Analysis and optimal control of a fractional order influenza epidemic model.
Fatima Zahra, Zhiwu Li, Abdulrahman Al-Ahmari
Abstract
Open AccessThe interplay between ambient air pollution and seasonal influenza poses a growing public health challenge. Traditional epidemiological models often neglect cumulative environmental effects, limiting understanding of prolonged pollution's impact on influenza transmission. We developed a fractional-order SEIIHRD model using the Atangana-Baleanu Caputo (ABC) derivative. This ABC derivative, with its non-singular Mittag-Leffler kernel, is chosen to capture inherent short- and long-term system memory effects. Our model incorporates this system memory, interpreted as lingering effects from persistent air pollution, and differentiates between mild and severe infections.
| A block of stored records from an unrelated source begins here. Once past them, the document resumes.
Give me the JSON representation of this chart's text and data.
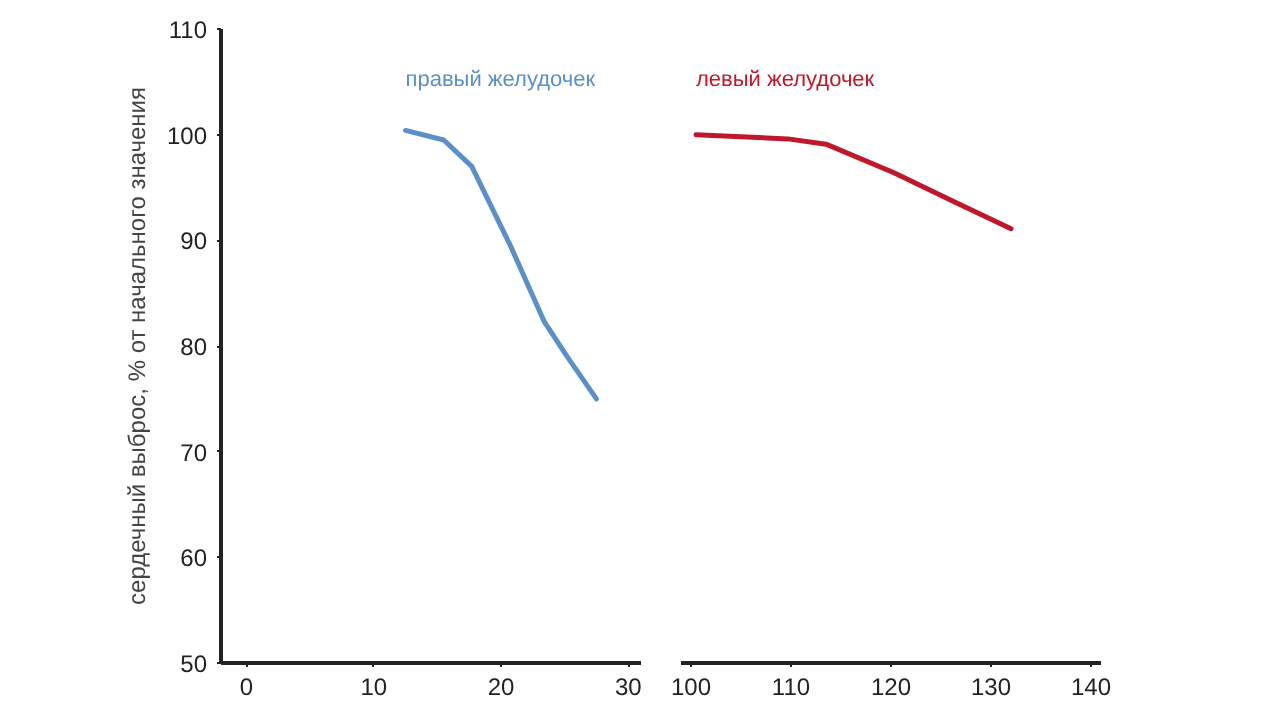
{
  "chart_data": [
    {
      "type": "line",
      "ylabel": "сердечный выброс, % от начального значения",
      "xlim": [
        -2,
        31
      ],
      "xticks": [
        0,
        10,
        20,
        30
      ],
      "ylim": [
        50,
        110
      ],
      "yticks": [
        50,
        60,
        70,
        80,
        90,
        100,
        110
      ],
      "series": [
        {
          "name": "правый желудочек",
          "color": "#5b8fc9",
          "x": [
            12.5,
            15.5,
            17.7,
            20.7,
            23.4,
            25.2,
            27.5
          ],
          "values": [
            100.4,
            99.5,
            97,
            89.6,
            82.3,
            79,
            75
          ]
        }
      ]
    },
    {
      "type": "line",
      "xlim": [
        99,
        141
      ],
      "xticks": [
        100,
        110,
        120,
        130,
        140
      ],
      "ylim": [
        50,
        110
      ],
      "yticks": [
        50,
        60,
        70,
        80,
        90,
        100,
        110
      ],
      "tick_labels": "x",
      "series": [
        {
          "name": "левый желудочек",
          "color": "#c0182a",
          "x": [
            100.5,
            105,
            109.7,
            113.5,
            120.3,
            126,
            132
          ],
          "values": [
            100,
            99.8,
            99.6,
            99.1,
            96.4,
            93.8,
            91.1
          ]
        }
      ]
    }
  ]
}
We derive the basic reproduction number, analyze model dynamics, and apply fractional optimal control theory for intervention strategies reducing transmission and enhancing recovery. Numerical simulations reveal that lower fractional orders ς significantly prolong outbreaks compared to classical models, necessitating longer, sustained control efforts. The results demonstrate timely, appropriately sustained control measures can effectively mitigate disease spread. Optimal intervention durations are highly sensitive to system memory strength, emphasizing accounting for historical dependencies in control policy design. These findings offer new insights for managing influenza outbreaks, especially where prolonged environmental influences are a concern, and show fractional calculus's utility in capturing complex historical influences on disease dynamics.